The GWR method from previous article shows the following result:
***********************************************************************
* Package GWmodel *
***********************************************************************
Program starts at: 2026-03-31 22:11:23.629035
Call:
gwr.basic(formula = y ~ x1 + x2 + x3 + x4, data = data_sp, bw = bw_opt,
kernel = "bisquare", adaptive = TRUE)
Dependent (y) variable: y
Independent variables: x1 x2 x3 x4
Number of data points: 38
***********************************************************************
* Results of Global Regression *
***********************************************************************
Call:
lm(formula = formula, data = data)
Residuals:
Min 1Q Median 3Q Max
-4.7905 -0.9212 -0.2494 1.0178 5.2864
Coefficients:
Estimate Std. Error t value Pr(>|t|)
(Intercept) 4.687e+01 3.403e+00 13.774 3.08e-15 ***
x1 2.366e-06 7.326e-07 3.230 0.0028 **
x2 2.150e-01 3.778e-02 5.692 2.39e-06 ***
x3 -1.639e-01 7.613e-02 -2.152 0.0388 *
x4 2.484e+00 1.071e+00 2.319 0.0267 *
---Significance stars
Signif. codes: 0 '***' 0.001 '**' 0.01 '*' 0.05 '.' 0.1 ' ' 1
Residual standard error: 2.182 on 33 degrees of freedom
Multiple R-squared: 0.8399
Adjusted R-squared: 0.8204
F-statistic: 43.27 on 4 and 33 DF, p-value: 1.113e-12
***Extra Diagnostic information
Residual sum of squares: 157.1707
Sigma(hat): 2.089462
AIC: 173.7897
AICc: 176.4994
BIC: 167.4407
***********************************************************************
* Results of Geographically Weighted Regression *
***********************************************************************
*********************Model calibration information*********************
Kernel function: bisquare
Adaptive bandwidth: 37 (number of nearest neighbours)
Regression points: the same locations as observations are used.
Distance metric: Euclidean distance metric is used.
****************Summary of GWR coefficient estimates:******************
Min. 1st Qu. Median 3rd Qu. Max.
Intercept 3.2529e+01 3.7222e+01 4.0339e+01 4.2192e+01 47.3504
x1 2.1854e-06 2.2949e-06 2.5013e-06 2.5666e-06 0.0000
x2 2.3003e-01 2.4239e-01 2.5879e-01 2.8456e-01 0.3310
x3 -2.2405e-01 -2.1244e-01 -1.7582e-01 -1.1610e-01 -0.0811
x4 1.5593e+00 2.5316e+00 3.4406e+00 3.5718e+00 3.7137
************************Diagnostic information*************************
Number of data points: 38
Effective number of parameters (2trace(S) - trace(S'S)): 8.761736
Effective degrees of freedom (n-2trace(S) + trace(S'S)): 29.23826
AICc (GWR book, Fotheringham, et al. 2002, p. 61, eq 2.33): 175.5039
AIC (GWR book, Fotheringham, et al. 2002,GWR p. 96, eq. 4.22): 160.2578
BIC (GWR book, Fotheringham, et al. 2002,GWR p. 61, eq. 2.34): 142.1247
Residual sum of squares: 123.8168
R-square value: 0.873839
Adjusted R-square value: 0.8346939
***********************************************************************
Program stops at: 2026-03-31 22:11:23.710312
COMPARISON ANALYSIS
Methods bandwidth AIC R-square RSS
SGWR 37 45.918 0.874 4.799
GWR 37 160.2578 0.873839 123.8168
The table compares the performance of SGWR (Similarity and Geographically Weighted Regression) against the standard GWR (Geographically Weighted Regression). Although both models use the same bandwidth (37), their statistical efficiency differs significantly.
- Model Accuracy (R-square): Both models show very high and nearly identical explanatory power, with SGWR at 0.874 and GWR at 0.8738. This indicates that both models can account for approximately 87.4% of the variation in the dependent variable.
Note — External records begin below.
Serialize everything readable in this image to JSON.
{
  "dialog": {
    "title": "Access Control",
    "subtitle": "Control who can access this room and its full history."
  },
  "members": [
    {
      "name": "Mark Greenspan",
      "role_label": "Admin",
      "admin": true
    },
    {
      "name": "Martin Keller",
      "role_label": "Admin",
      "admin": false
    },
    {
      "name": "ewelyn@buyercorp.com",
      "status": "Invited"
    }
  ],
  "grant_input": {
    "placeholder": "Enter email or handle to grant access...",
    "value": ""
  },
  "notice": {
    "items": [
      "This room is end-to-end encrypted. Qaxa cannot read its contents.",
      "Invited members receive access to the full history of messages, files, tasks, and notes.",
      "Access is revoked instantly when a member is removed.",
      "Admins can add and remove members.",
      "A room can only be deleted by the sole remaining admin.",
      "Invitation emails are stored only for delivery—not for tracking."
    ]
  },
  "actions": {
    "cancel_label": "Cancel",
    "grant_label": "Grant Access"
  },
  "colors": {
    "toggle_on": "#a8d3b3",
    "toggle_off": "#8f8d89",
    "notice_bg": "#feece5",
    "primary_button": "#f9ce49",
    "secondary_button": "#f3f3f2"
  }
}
- Statistical Efficiency (AIC): SGWR is significantly more efficient than GWR. The AIC for SGWR (45.918) is much lower than that of GWR (160.257). In model selection, a lower AIC indicates a better fit with less complexity (parsimony).
- Error Minimization (RSS): SGWR is vastly superior in terms of precision. Its Residual Sum of Squares (RSS) is only 4.799, whereas GWR has a much higher error rate of 123.816. This suggests that SGWR’s integration of “similarity” weighting significantly reduces prediction errors compared to a purely geographical approach.
CONCLUSION
While both models capture spatial non-stationarity effectively, SGWR is the superior model. It achieves a similar R-square but with a drastically lower AIC and RSS, proving it is more reliable and precise for this specific dataset.